A história dos 4 veteranos que voltam ao lugar onde travaram batalhas em nome de seu país, é bastante interessante. Tem um tom de aventura e suspense e usa recursos estéticos ao melhor estilo Lee. As atuações são corretas, mesmo quando os diálogos são longos. Vale conferir o monólogo do personagem Paul (Delroy Lindo), olhando diretamente para a câmera, uma performance digna de Oscar. Perturbado, dilacerado e eleitor confesso de Trump, ele é a encarnação da comunidade negra sem esperança, alvo fácil para promessas de ex-apresentadores de Reality shows. 

Mas o grande trunfo de “Destacamento Blood” é sua relação com as revoltas antirracistas atuais, que conferem a Spike Lee um incrível senso de oportunidade.
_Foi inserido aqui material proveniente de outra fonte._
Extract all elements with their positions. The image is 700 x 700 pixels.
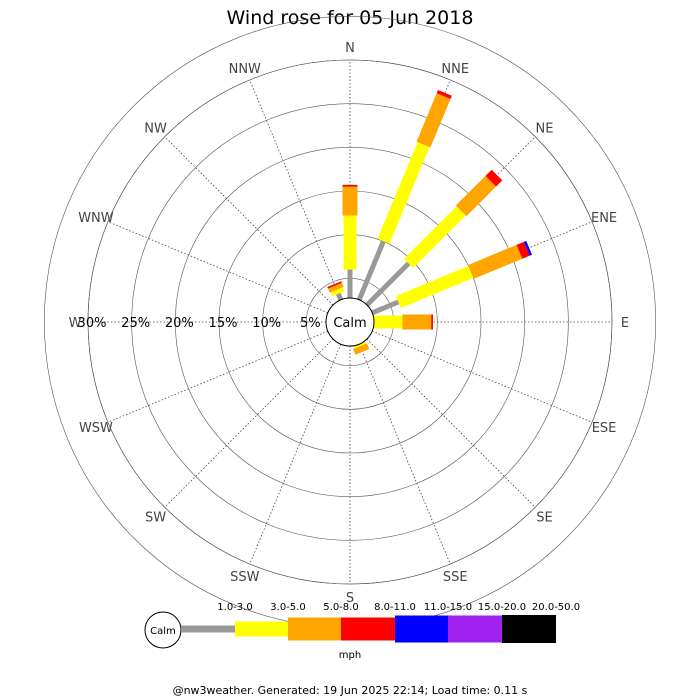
bar-ene-3.0-5.0 <box>395 265 474 308</box>
chart-title: Wind rose for 05 Jun 2018 <box>227 7 474 29</box>
direction-label-ne: NE <box>535 122 553 137</box>
grid-ring-outer <box>87 59 613 585</box>
legend-swatch <box>448 615 502 643</box>
percent-label: 30% <box>78 316 107 331</box>
bar-e-3.0-5.0 <box>371 315 403 329</box>
spoke-se <box>366 338 536 508</box>
bar-ne-3.0-5.0 <box>404 206 466 268</box>
legend-swatch <box>341 617 395 641</box>
calm-label: Calm <box>333 316 366 331</box>
bar-ne-5.0-8.0 <box>455 175 497 217</box>
direction-label-nw: NW <box>144 122 167 137</box>
calm-circle <box>325 297 375 347</box>
footer: @nw3weather. Generated: 19 Jun 2025 22:1… <box>173 684 528 697</box>
bar-nnw-8.0-11.0 <box>327 281 342 289</box>
legend-label: 20.0-50.0 <box>532 602 580 613</box>
bar-e-5.0-8.0 <box>402 314 432 330</box>
percent-labels: 5% 10% 15% 20% 25% 30% <box>78 316 321 331</box>
legend-swatch <box>395 615 448 643</box>
direction-label-se: SE <box>536 510 552 525</box>
percent-label: 20% <box>165 316 194 331</box>
direction-label-nnw: NNW <box>229 62 261 77</box>
bar-n-1.0-3.0 <box>347 269 353 301</box>
direction-label-wsw: WSW <box>79 421 113 436</box>
percent-label: 5% <box>300 316 321 331</box>
bar-nne-3.0-5.0 <box>377 142 430 244</box>
percent-label: 25% <box>121 316 150 331</box>
spoke-ese <box>372 330 593 423</box>
percent-label: 10% <box>252 316 281 331</box>
spoke-wnw <box>107 221 328 314</box>
bar-nnw-5.0-8.0 <box>328 282 344 293</box>
direction-label-n: N <box>345 41 355 56</box>
legend: Calm 1.0-3.0 3.0-5.0 5.0-8.0 8.0-11.0 11.0-15… <box>144 602 580 661</box>
bar-nnw-3.0-5.0 <box>330 287 345 297</box>
bar-nne-1.0-3.0 <box>356 240 386 303</box>
bar-nne-8.0-11.0 <box>436 89 452 99</box>
direction-label-w: W <box>69 316 82 331</box>
spoke-sse <box>358 344 451 565</box>
bar-n-3.0-5.0 <box>343 215 357 270</box>
spoke-sw <box>164 338 334 508</box>
bars <box>327 89 532 355</box>
legend-label: 5.0-8.0 <box>323 602 358 613</box>
direction-label-nne: NNE <box>441 62 469 77</box>
legend-unit: mph <box>339 650 361 661</box>
legend-label: 3.0-5.0 <box>270 602 305 613</box>
spoke-nnw <box>249 79 342 300</box>
legend-calm-label: Calm <box>150 626 176 637</box>
legend-swatch <box>181 625 235 633</box>
percent-label: 15% <box>209 316 238 331</box>
bar-n-5.0-8.0 <box>342 186 358 216</box>
direction-label-s: S <box>346 591 354 606</box>
direction-label-sw: SW <box>145 510 166 525</box>
direction-label-ese: ESE <box>592 421 617 436</box>
bar-ene-11.0-15.0 <box>523 240 532 256</box>
direction-label-sse: SSE <box>443 570 468 585</box>
direction-label-ene: ENE <box>591 211 617 226</box>
legend-label: 8.0-11.0 <box>374 602 416 613</box>
grid-ring <box>131 103 569 541</box>
legend-swatch <box>502 615 556 643</box>
legend-label: 15.0-20.0 <box>478 602 526 613</box>
direction-label-wnw: WNW <box>78 211 114 226</box>
bar-ene-8.0-11.0 <box>516 241 530 259</box>
legend-label: 1.0-3.0 <box>217 602 252 613</box>
spoke-ssw <box>249 344 342 565</box>
bar-nne-5.0-8.0 <box>416 93 451 148</box>
bar-ne-8.0-11.0 <box>485 169 503 187</box>
bar-e-8.0-11.0 <box>431 314 433 330</box>
direction-label-ssw: SSW <box>230 570 260 585</box>
legend-swatch <box>288 617 341 641</box>
bar-sse-5.0-8.0 <box>353 343 370 355</box>
bar-n-8.0-11.0 <box>342 184 358 187</box>
bar-ne-1.0-3.0 <box>363 261 411 309</box>
legend-swatch <box>235 621 288 637</box>
legend-label: 11.0-15.0 <box>424 602 472 613</box>
direction-labels: N NNE NE ENE E ESE SE SSE S SSW SW WSW W WNW NW NNW <box>69 41 630 606</box>
direction-label-e: E <box>621 316 629 331</box>
bar-ene-5.0-8.0 <box>468 244 523 279</box>
spoke-nw <box>164 136 334 306</box>
calm-circle-group: Calm <box>325 297 375 347</box>
bar-ene-1.0-3.0 <box>369 299 400 316</box>
spoke-wsw <box>107 330 328 423</box>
Num dos diálogos mais interessantes, enquanto os Bloods questionam o fato de tantos negros terem sido enviados à guerra para morrer, o personagem Stormin’ Norman, interpretado pelo Pantera Negra Chadwick Boseman, diz: “Toda vez que saio pela porta da frente, vejo policiais patrulhando meu bairro como se fosse algum tipo de estado policial. Eu posso sentir o quanto eu não valho”. 

Lee consegue situar uma história particular num contexto mais amplo, questionando o racismo estrutural e criticando acidamente o presidente Donald Trump. Sua montagem liga, com precisão, os absurdos da guerra do Vietnã com a tragédia racial dos EUA atuais.  É certo que por vezes o roteiro beira o inverossímil, mas isso não prejudica a obra, ao contrário, é uma assinatura cinematográfica de Spike Lee, que mais uma vez acerta ao nos dar uma boa dose de diversão, política e acidez.